【ロサンゼルスモーターショー09】トヨタ シエナ…3代目にモデルチェンジ

自動車 ニューモデル モーターショー
トヨタ シエナ
トヨタ シエナ 全 10 枚 拡大写真
米国トヨタ販売は2日、ロサンゼルスモーターショーで新型『シエナ』を発表した。大人7名または8名がゆったり移動できる空間と、高いユーティリティを持つ北米専用の大型ミニバンである。

トヨタは1990年代初め、北米に『プレビア』(日本名:初代『エスティマ』)を投入。しかし、ボディサイズが北米では小さいこともあり、成功しなかった。そこでトヨタは1997年、北米専用ミニバンのシエナを開発。今回発表されたのは、その3代目モデルである。

『カムリ』のプラットフォームを利用したFFミニバンという点は新型でも変わらない。大きく変わったのはそのデザインで、トヨタの北米向けクロスオーバー、『ヴェンザ』を思わせる逞しいフロントマスクを採用した。トヨタの北米デザイン拠点、CALTY(キャルティ)が手がけたデザインは、北米市場の顧客の嗜好に合わせたものだ。

ボディサイズは全長5085×全幅1986×全高1750mm、ホイールベース3030mm。ホイールベースは先代と共通だが、オーバーハングは若干短縮された。日本専用ミニバンの『アルファード』(全長4850×全幅1830×全高1890mm、ホイールベース2950mm)と比較すると、シエナの巨大さが際立つ。

グレード構成は「LE」「SE」「XLE」「リミテッド」の4種類。2列目シートがキャプテンタイプか否かで、7名乗りと8名乗りに分かれる。

室内長を先代比で50mm以上拡大したおかげで、さらにゆとりが向上。シートは長距離ドライブでの快適性を重視した設計だ。7名乗りの2列目キャプテンシートは、585mmの前後スライド機構を採用。8名乗りの2列目シートは中央席が脱着できるなど、シートアレンジは多彩だ。

3列目シートは50mmのスライド機構と60対40の分割可倒機能付き。3列目シートを起こした状態でも、荷室にはゴルフバッグ5個またはスーツケース4個が積載できる。

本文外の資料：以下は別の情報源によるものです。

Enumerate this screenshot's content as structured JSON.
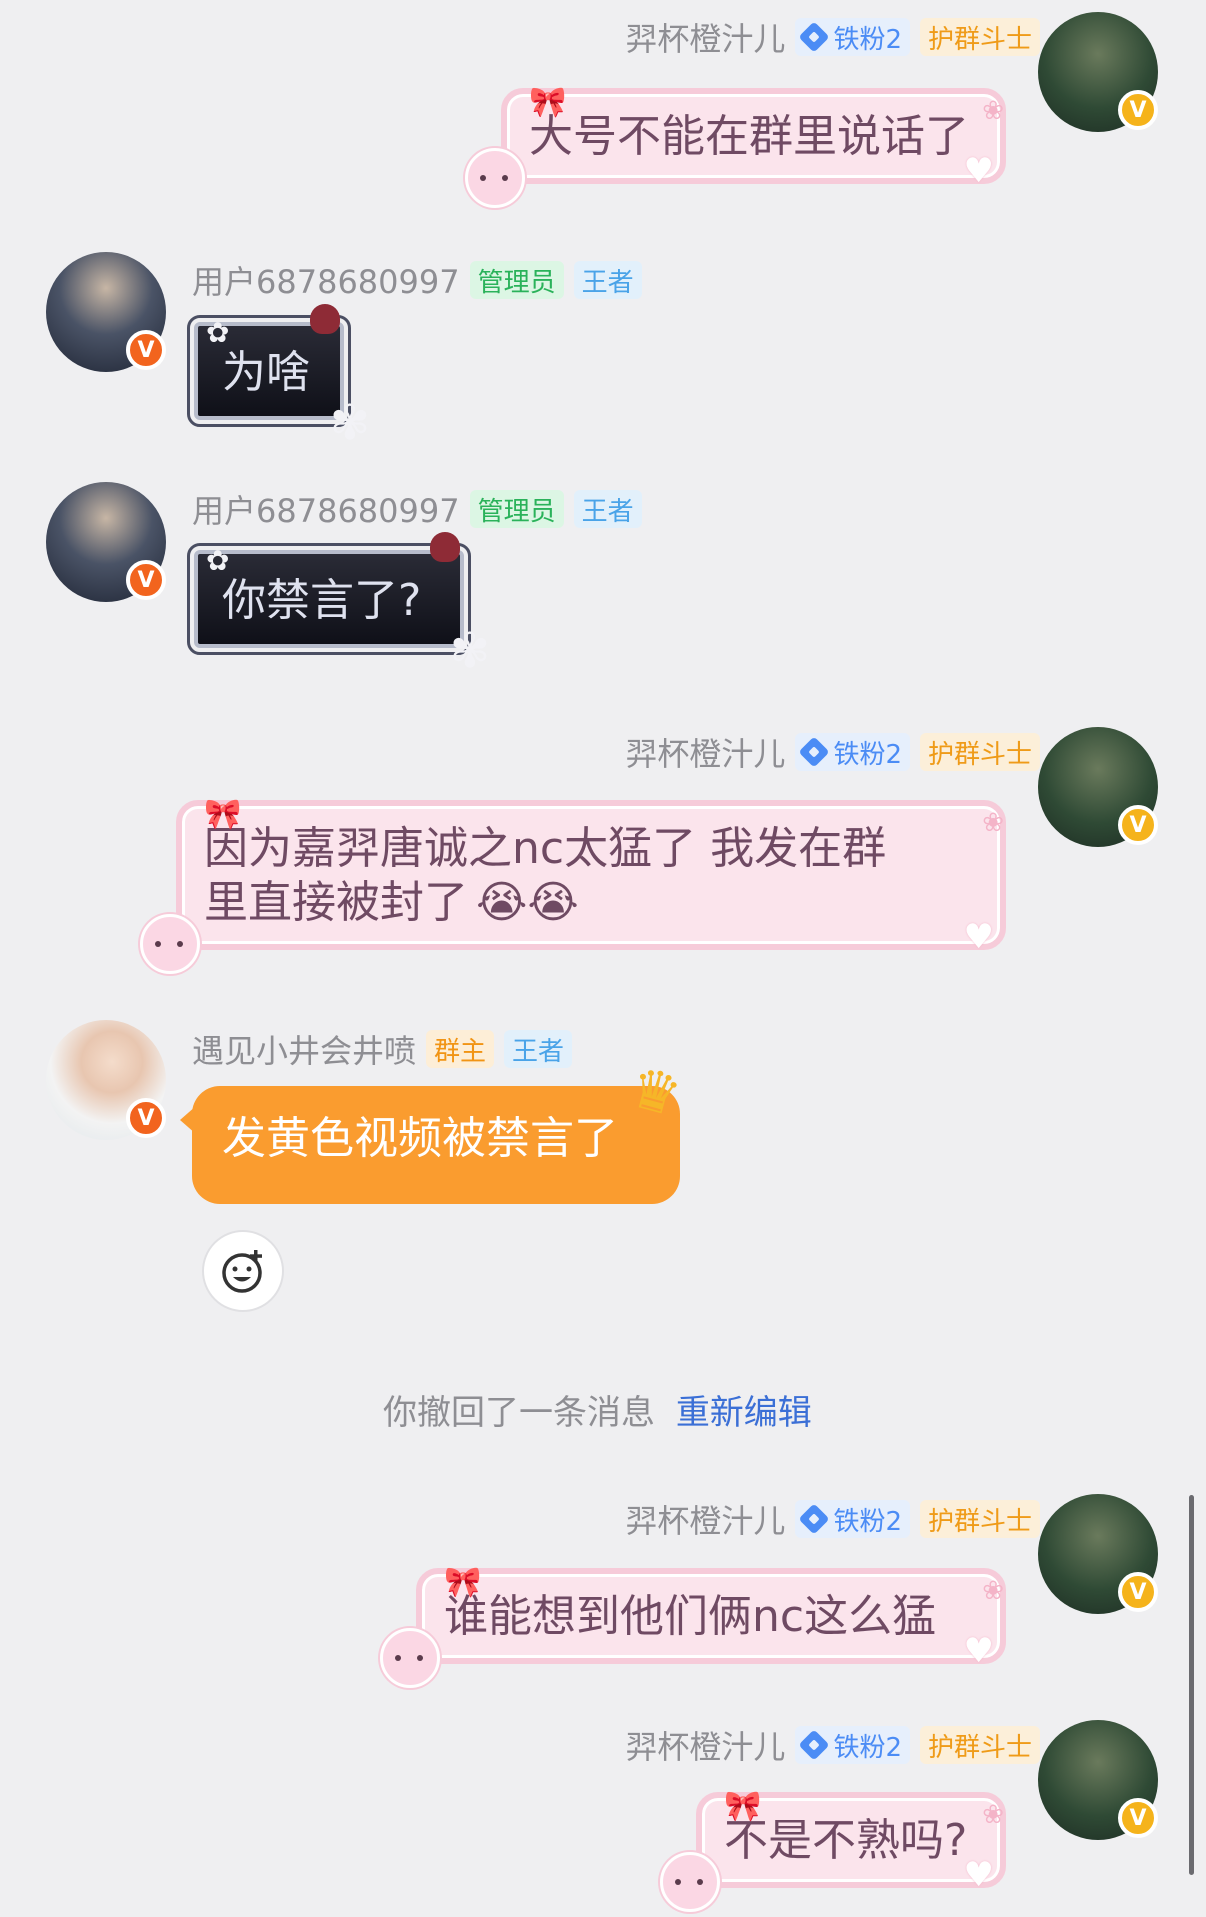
{
  "messages": {
    "m1": {
      "sender": "羿杯橙汁儿",
      "fan_badge": "铁粉2",
      "role_badge": "护群斗士",
      "text": "大号不能在群里说话了"
    },
    "m2": {
      "sender": "用户6878680997",
      "role_badge": "管理员",
      "rank_badge": "王者",
      "text": "为啥"
    },
    "m3": {
      "sender": "用户6878680997",
      "role_badge": "管理员",
      "rank_badge": "王者",
      "text": "你禁言了?"
    },
    "m4": {
      "sender": "羿杯橙汁儿",
      "fan_badge": "铁粉2",
      "role_badge": "护群斗士",
      "line1": "因为嘉羿唐诚之nc太猛了 我发在群",
      "line2": "里直接被封了",
      "emoji": "😭😭"
    },
    "m5": {
      "sender": "遇见小井会井喷",
      "role_badge": "群主",
      "rank_badge": "王者",
      "text": "发黄色视频被禁言了"
    },
    "m6": {
      "sender": "羿杯橙汁儿",
      "fan_badge": "铁粉2",
      "role_badge": "护群斗士",
      "text": "谁能想到他们俩nc这么猛"
    },
    "m7": {
      "sender": "羿杯橙汁儿",
      "fan_badge": "铁粉2",
      "role_badge": "护群斗士",
      "text": "不是不熟吗?"
    }
  },
  "recall_notice": {
    "text": "你撤回了一条消息",
    "action": "重新编辑"
  },
  "verified_mark": "V",
  "icons": {
    "reaction": "emoji-add-icon",
    "crown": "crown-icon",
    "fan_badge": "diamond-icon"
  },
  "colors": {
    "background": "#efeff1",
    "orange_bubble": "#fa9c2f",
    "pink_bubble": "#fbe4ec",
    "link": "#3b6fd6"
  }
}
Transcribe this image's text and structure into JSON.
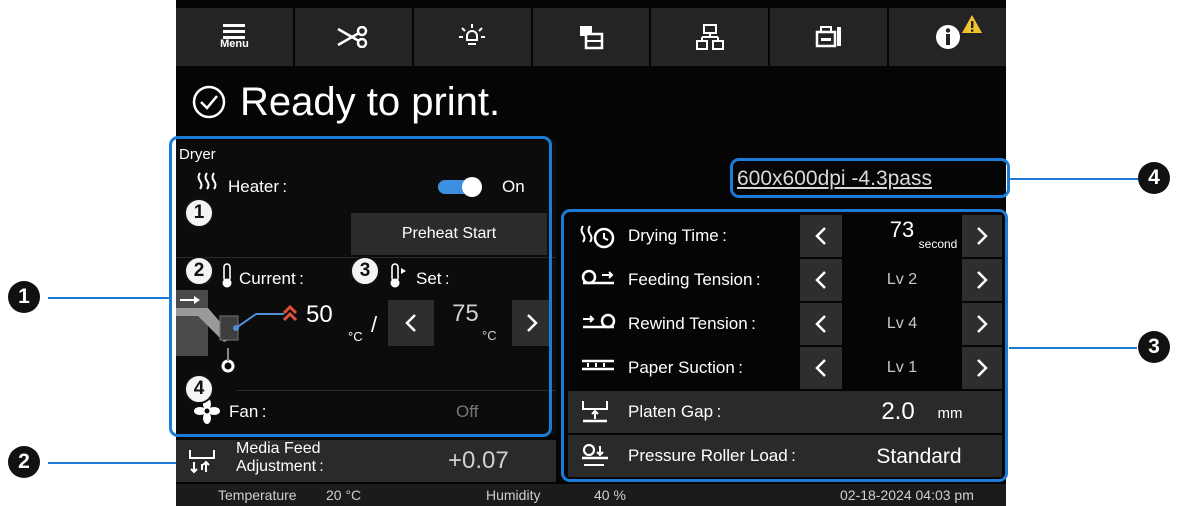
{
  "toolbar": {
    "menu_label": "Menu",
    "icons": [
      "menu-icon",
      "cut-icon",
      "light-icon",
      "layout-icon",
      "network-icon",
      "maintenance-icon",
      "info-icon"
    ]
  },
  "status_message": "Ready to print.",
  "dryer": {
    "title": "Dryer",
    "heater_label": "Heater :",
    "heater_state": "On",
    "preheat_label": "Preheat Start",
    "current_label": "Current :",
    "set_label": "Set :",
    "current_value": "50",
    "current_unit": "°C",
    "separator": "/",
    "set_value": "75",
    "set_unit": "°C",
    "fan_label": "Fan :",
    "fan_state": "Off"
  },
  "media_feed": {
    "label_line1": "Media Feed",
    "label_line2": "Adjustment :",
    "value": "+0.07"
  },
  "resolution": "600x600dpi -4.3pass",
  "settings": {
    "drying_time": {
      "label": "Drying Time :",
      "value": "73",
      "unit": "second"
    },
    "feeding_tension": {
      "label": "Feeding Tension :",
      "value": "Lv 2"
    },
    "rewind_tension": {
      "label": "Rewind Tension :",
      "value": "Lv 4"
    },
    "paper_suction": {
      "label": "Paper Suction :",
      "value": "Lv 1"
    },
    "platen_gap": {
      "label": "Platen Gap :",
      "value": "2.0",
      "unit": "mm"
    },
    "pressure_roller": {
      "label": "Pressure Roller Load :",
      "value": "Standard"
    }
  },
  "status_bar": {
    "temperature_label": "Temperature",
    "temperature_value": "20 °C",
    "humidity_label": "Humidity",
    "humidity_value": "40 %",
    "datetime": "02-18-2024 04:03 pm"
  },
  "callouts": {
    "badges": [
      "1",
      "2",
      "3",
      "4"
    ],
    "circled": [
      "1",
      "2",
      "3",
      "4"
    ]
  },
  "colors": {
    "callout_blue": "#1d7ad6",
    "toggle_blue": "#3d8fe0",
    "warning_yellow": "#f2c230",
    "heat_arrow": "#e0503a"
  }
}
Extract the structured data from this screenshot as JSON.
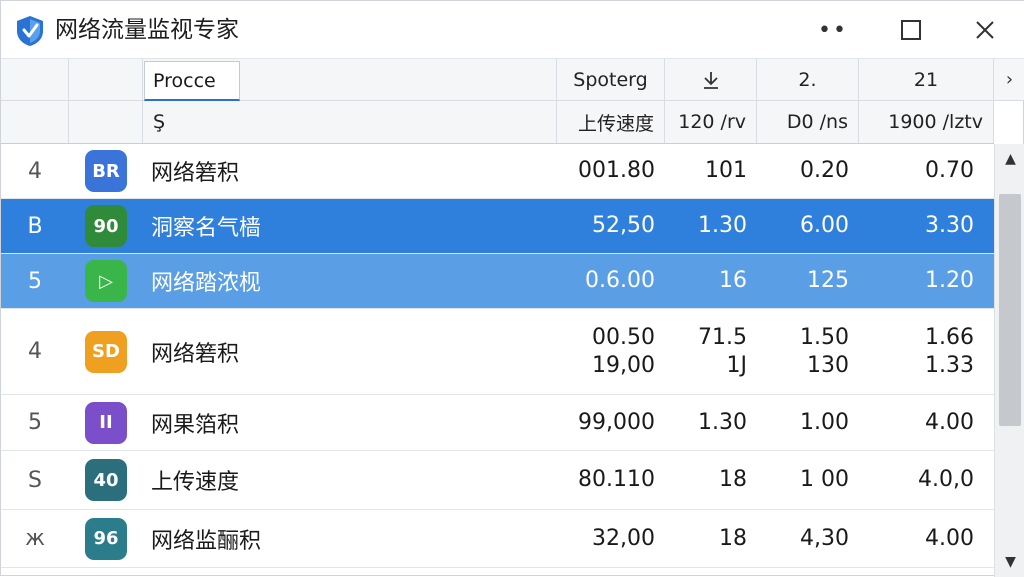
{
  "window": {
    "title": "网络流量监视专家",
    "dots_label": "••"
  },
  "header": {
    "row1": {
      "process_edit": "Procce",
      "col_v1": "Spoterg",
      "col_v2_icon": "download-arrow-icon",
      "col_v3": "2.",
      "col_v4": "21",
      "more": "›"
    },
    "row2": {
      "col_name": "Ş",
      "col_v1": "上传速度",
      "col_v2": "120 /rv",
      "col_v3": "D0 /ns",
      "col_v4": "1900 /lztv"
    }
  },
  "rows": [
    {
      "id": "4",
      "icon_text": "BR",
      "icon_color": "#3b74d8",
      "name": "网络箬积",
      "v1": [
        "001.80"
      ],
      "v2": [
        "101"
      ],
      "v3": [
        "0.20"
      ],
      "v4": [
        "0.70"
      ]
    },
    {
      "id": "B",
      "icon_text": "90",
      "icon_color": "#2f8a3a",
      "name": "洞察名气樯",
      "v1": [
        "52,50"
      ],
      "v2": [
        "1.30"
      ],
      "v3": [
        "6.00"
      ],
      "v4": [
        "3.30"
      ]
    },
    {
      "id": "5",
      "icon_text": "▷",
      "icon_color": "#39b54a",
      "name": "网络踏浓枧",
      "v1": [
        "0.6.00"
      ],
      "v2": [
        "16"
      ],
      "v3": [
        "125"
      ],
      "v4": [
        "1.20"
      ]
    },
    {
      "id": "4",
      "icon_text": "SD",
      "icon_color": "#f0a020",
      "name": "网络箬积",
      "v1": [
        "00.50",
        "19,00"
      ],
      "v2": [
        "71.5",
        "1J"
      ],
      "v3": [
        "1.50",
        "130"
      ],
      "v4": [
        "1.66",
        "1.33"
      ]
    },
    {
      "id": "5",
      "icon_text": "II",
      "icon_color": "#7b4fc9",
      "name": "网果箔积",
      "v1": [
        "99,000"
      ],
      "v2": [
        "1.30"
      ],
      "v3": [
        "1.00"
      ],
      "v4": [
        "4.00"
      ]
    },
    {
      "id": "S",
      "icon_text": "40",
      "icon_color": "#2b6f7d",
      "name": "上传速度",
      "v1": [
        "80.110"
      ],
      "v2": [
        "18"
      ],
      "v3": [
        "1 00"
      ],
      "v4": [
        "4.0,0"
      ]
    },
    {
      "id": "ж",
      "icon_text": "96",
      "icon_color": "#2c7d8c",
      "name": "网络监酾积",
      "v1": [
        "32,00"
      ],
      "v2": [
        "18"
      ],
      "v3": [
        "4,30"
      ],
      "v4": [
        "4.00"
      ]
    }
  ],
  "scrollbar": {
    "up": "▲",
    "down": "▼"
  }
}
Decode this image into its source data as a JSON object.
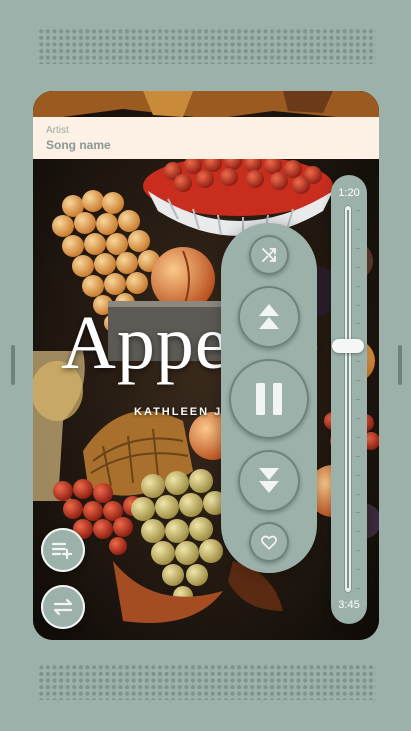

エンジンは3.5リットルV6(266ps)と2.7リットル直4(187ps)の2機種。トランスミッションはマニュアルモード付き6速ATだ。米国EPA(環境保護局)予想燃費は、3.5リットルが市街地7.65km/リットル、高速10.2km/リットル、2.7リットルが市街地8.1km/リットル、高速11km/リットル。駆動方式はFFが基本で、このクラスでは珍しい4WDをオプションで用意する。

安全面では、7エアバッグ、VSC、ABS、EBD、トラクションコントロールなどを全車に標準装備。緊急時の自動通報などを行う「セーフティコネクト」は1年間、無料付帯する。最上級のリミテッドには、「プレコリジョンシステム」がオプション設定された。

新型シエナは米国インディアナ工場で生産され、2010年2月、北米市場へ投入。米国トヨタ販売のボブ・カーター副社長は、「新型シエナは、消費者のニーズに合った商品を発売するというトヨタのポリシーの好例」と語り、新型の拡販に意欲を見せている。